Once you better understand your own needs, here are a couple of other ideas to try on:

  • Delegate more. People in senior positions who are high achievers have a hard time letting things go. They fear others will do things differently and perhaps—heaven forbid—not as well. This is part of being a senior leader. It’s time to unload a couple of projects.
  • Lower your standards. We all have been inspired by the adage “good is the enemy of the great” because, in some cases, it’s really true. However, in other cases, done is better than perfect and good enough is fine. Take a few moments to look at how you might cut corners in places nobody else really cares about.
  • Force a change in habits. Your current habit is to jam as much into a time frame as possible. A new habit would be to build a reserve of time into your schedule.

Alternatively, you can keep going like this until something breaks—like your health or your marriage—and circumstances will fix the situation for you. But wouldn’t you rather be the captain of your own ship, and not at the mercy of your needs and your habits?

Hope to hear how it goes!

About the author

Madeleine Blanchard

Madeleine Homan-Blanchard is a master certified coach, author, speaker, and cofounder of Blanchard Coaching Services. Madeleine’s Advice for the Well Intentioned Manager is a regular Saturday feature for a very select group: well intentioned managers. Leadership is hard—and the more you care, the harder it gets. Join us here each week for insight, resources, and conversation.

Got a question for Madeleine? Email Madeleine and look for your response here next week!

9 thoughts on “Saying “No” Not an Option for Some High Achievers: Ask Madeleine

  1. Madeleine, I’m one of those people like Can’t Say No who became the company’s go-to person for all the extra projects. I ended up doing five full-time jobs (for this one company) for the pay of only the original position. When I was unable to negotiate a reduction in responsibilities and a fairer salary, I ended up leaving the company. If I’d had your advice then, I’m sure I would have handled my situation differently. Specifically, I’d have learned to say NO, unless… . When I left, the company president patted me on the head (literally) and said, “We’ll sure miss you around here, Pat.”

    • Oh Pat, thank you so much for writing this in – it is a dirty little secret of many bosses that they will take advantage of people as long as people let them. I am glad you left, and I wish you all the best!

  2. I read my story today when I read this post. I own a business, and it is easy and natural for me to say “Yes”. While I already knew it, I was happy to have the reminder that we need to understand our motivations. I examined myself today, and I am allowing my team to help me define the boundaries needed to make me more effective, not more compliant to the wishes and demands of others.

    Sometimes, we are enablers when we say yes.

    • This is so true, and enlisting your team to help you manage your tendency to too much “yes” is brilliant. Thank you so much for sharing!

  3. Hello Madeleine, thanks for sharing this! I too am someone saying “yes” a lot and is often referred to as a “perfectionist” and from time to time, the go to for projects. Most times it’s difficult to handle when the projects have similar or close deadlines, but I found that I work better under pressure.

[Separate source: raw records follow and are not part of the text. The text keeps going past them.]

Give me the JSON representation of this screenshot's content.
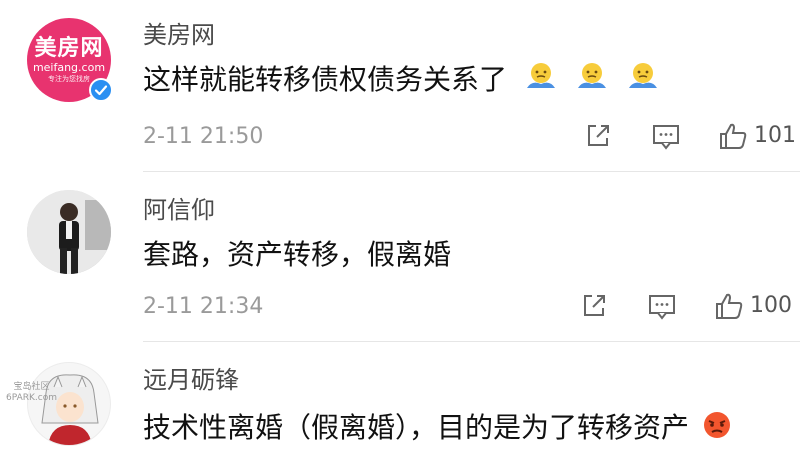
{
  "comments": [
    {
      "avatar": {
        "line1": "美房网",
        "line2": "meifang.com",
        "line3": "专注为您找房"
      },
      "username": "美房网",
      "text": "这样就能转移债权债务关系了",
      "emoji": "shrug-emoji",
      "time": "2-11 21:50",
      "likes": "101",
      "verified": true
    },
    {
      "username": "阿信仰",
      "text": "套路，资产转移，假离婚",
      "time": "2-11 21:34",
      "likes": "100"
    },
    {
      "username": "远月砺锋",
      "text": "技术性离婚（假离婚），目的是为了转移资产",
      "emoji": "angry-emoji"
    }
  ],
  "watermark": {
    "line1": "宝岛社区",
    "line2": "6PARK.com"
  },
  "colors": {
    "brand": "#e8336f",
    "verify": "#2a8ff2",
    "icon": "#666666"
  }
}
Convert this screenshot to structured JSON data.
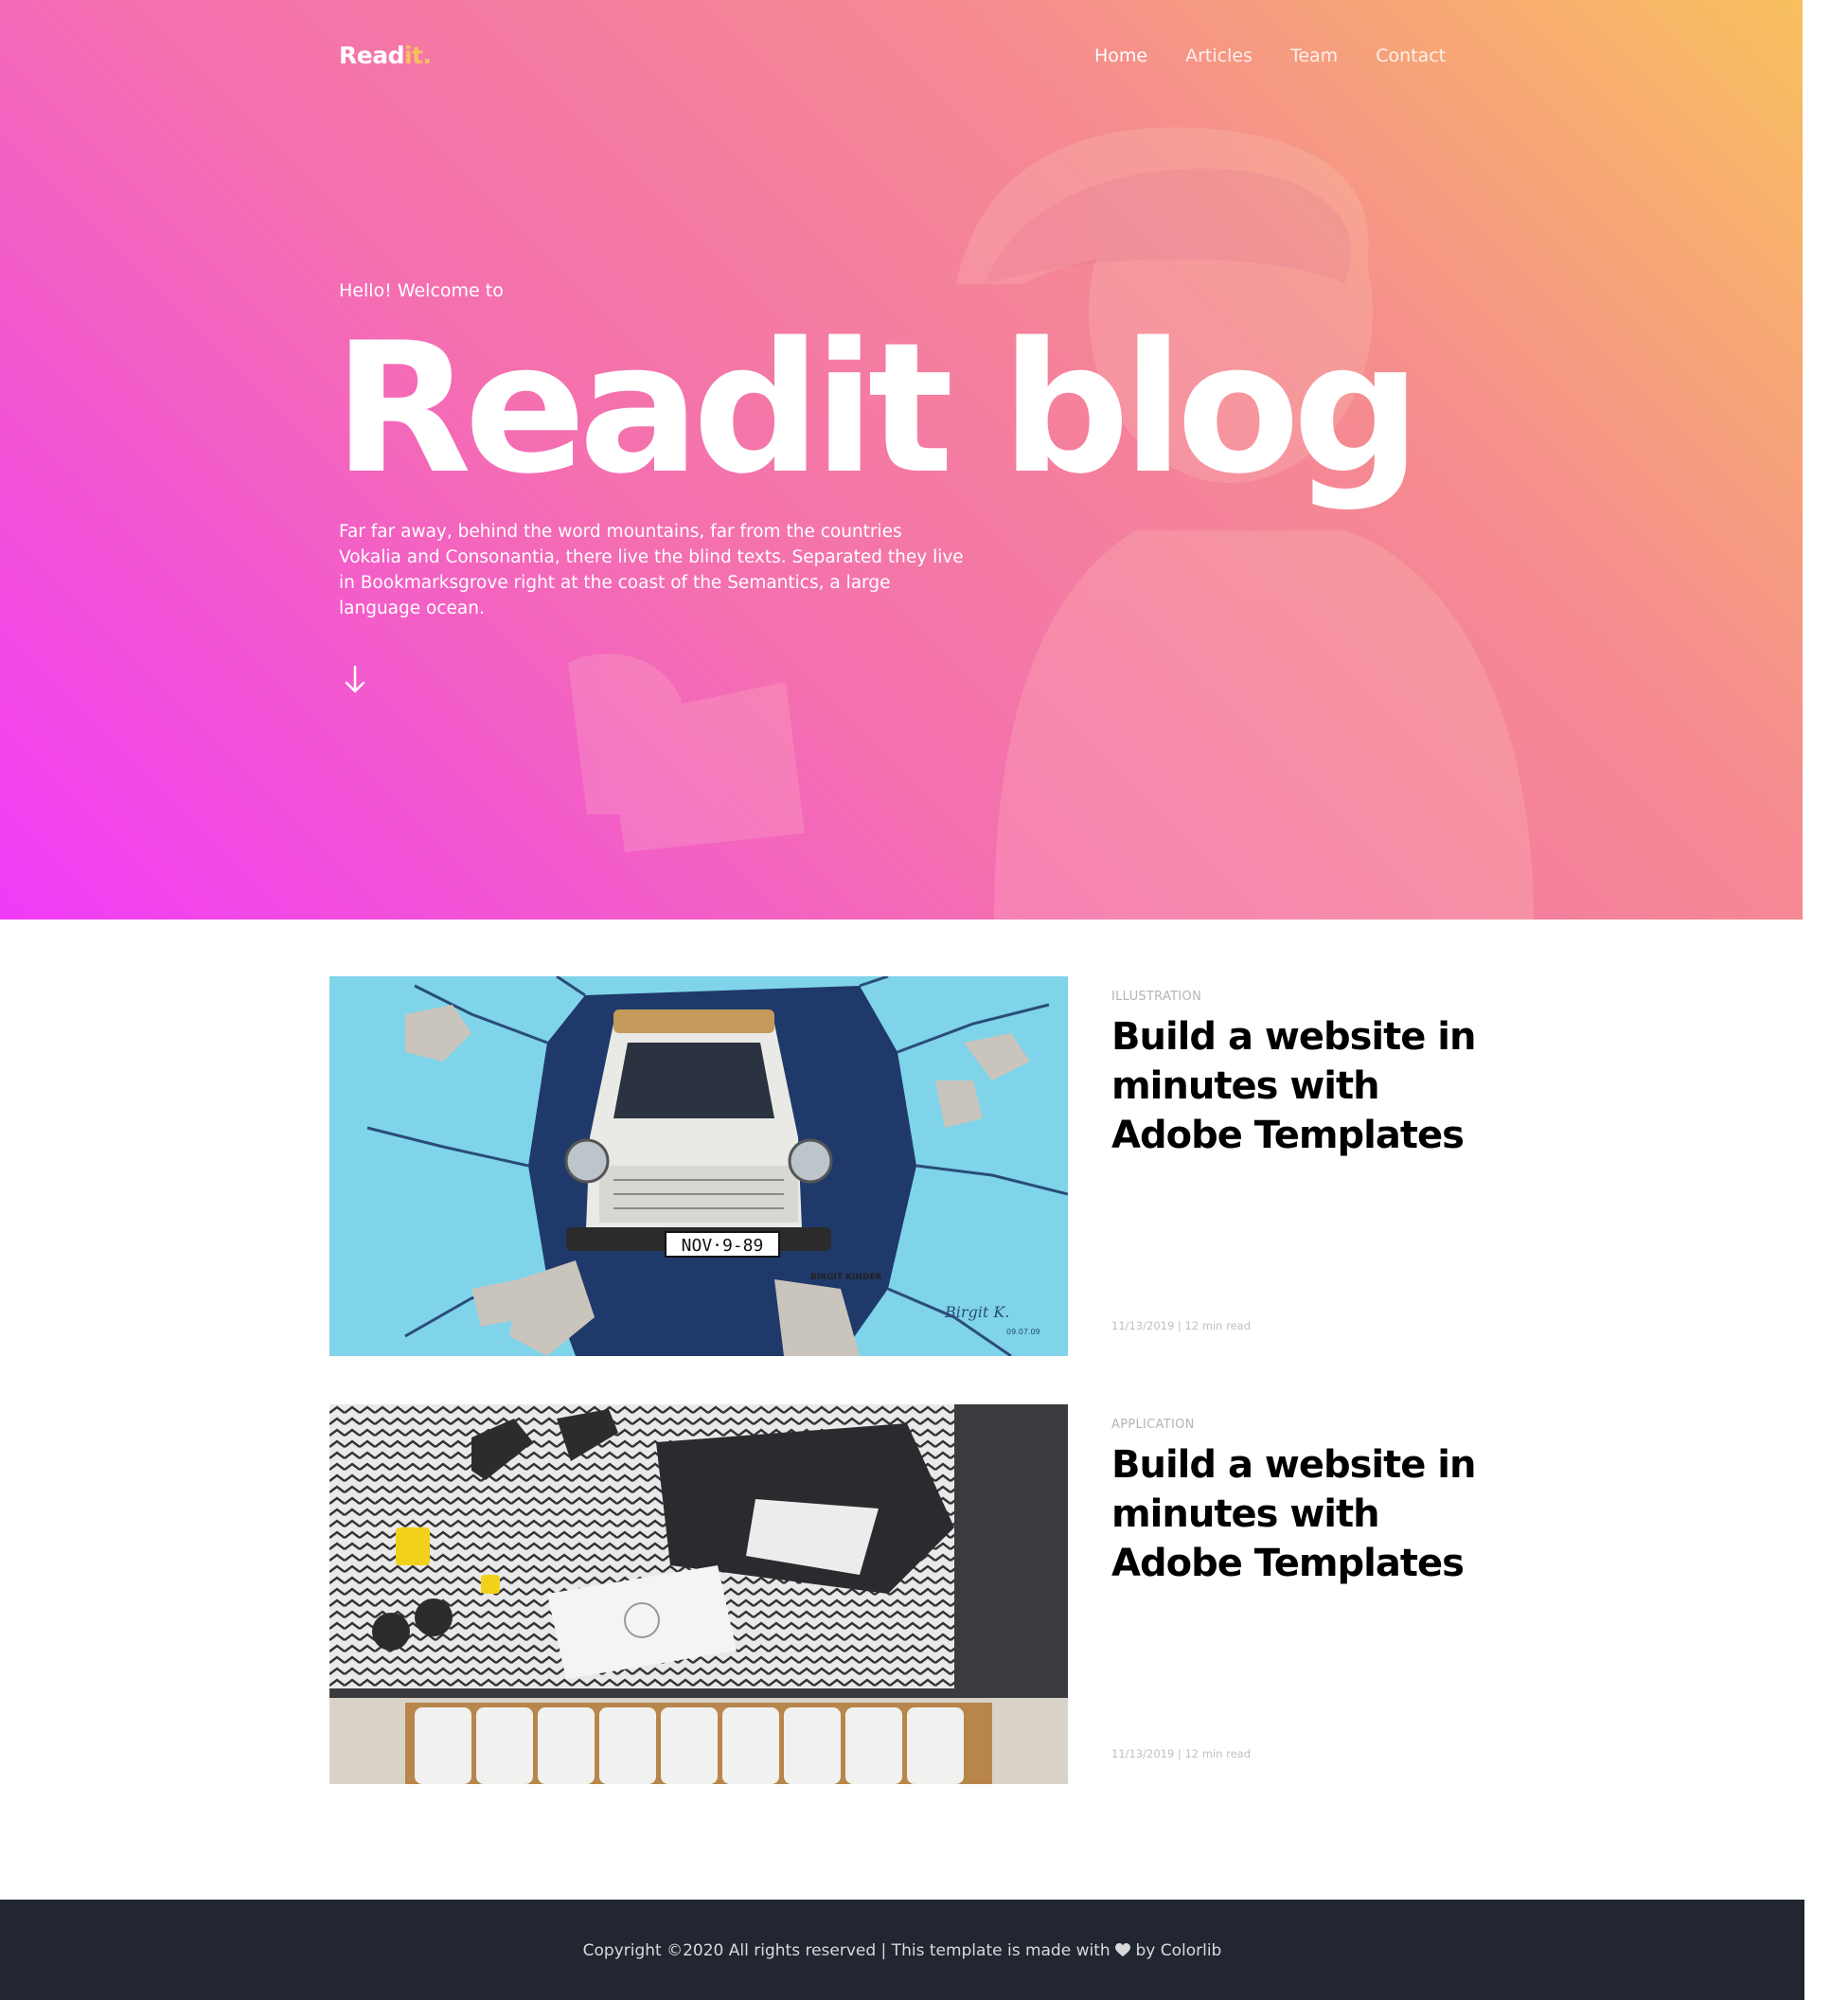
{
  "brand": {
    "name_main": "Read",
    "name_accent": "it",
    "name_dot": ".",
    "accent_color": "#f9c05e"
  },
  "nav": {
    "items": [
      {
        "label": "Home"
      },
      {
        "label": "Articles"
      },
      {
        "label": "Team"
      },
      {
        "label": "Contact"
      }
    ]
  },
  "hero": {
    "greeting": "Hello! Welcome to",
    "title": "Readit blog",
    "description": "Far far away, behind the word mountains, far from the countries Vokalia and Consonantia, there live the blind texts. Separated they live in Bookmarksgrove right at the coast of the Semantics, a large language ocean.",
    "scroll_icon": "arrow-down-icon",
    "gradient": [
      "#f9c05e",
      "#f58c8f",
      "#f46fb0",
      "#f13bf8"
    ]
  },
  "articles": [
    {
      "category": "ILLUSTRATION",
      "title": "Build a website in minutes with Adobe Templates",
      "meta": "11/13/2019 | 12 min read",
      "image": "car-through-wall-mural",
      "plate_text": "NOV·9-89",
      "mural_label": "BIRGIT KINDER",
      "signature": "Birgit K.",
      "signature_date": "09.07.09"
    },
    {
      "category": "APPLICATION",
      "title": "Build a website in minutes with Adobe Templates",
      "meta": "11/13/2019 | 12 min read",
      "image": "baby-items-flatlay"
    }
  ],
  "footer": {
    "text_before": "Copyright ©2020 All rights reserved | This template is made with",
    "heart_icon": "heart-icon",
    "text_after": "by Colorlib"
  }
}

Not sure how healthy that is, but over the years I have noticed that I get the best feedback and results on the things that I jam out. Do you think there is a correlation with the “yes-ers?” and preferring to work under pressure?

  4. Hi Alycia! There is no research that I could find that correlates the two traits. The trait that most often correlates with working best under pressure is procrastination, not perfectionism. So, it is probably just two very specific to you that you are a perfectionist and you work well under pressure. I do experience however that for many people, like you, the old adage “if you want something done, give it to a busy person” holds true, mainly because people who have a long list tend to buckle down, focus hard and knock off everything on their list. People, especially bosses recognize this tendency and just keep throwing more tasks.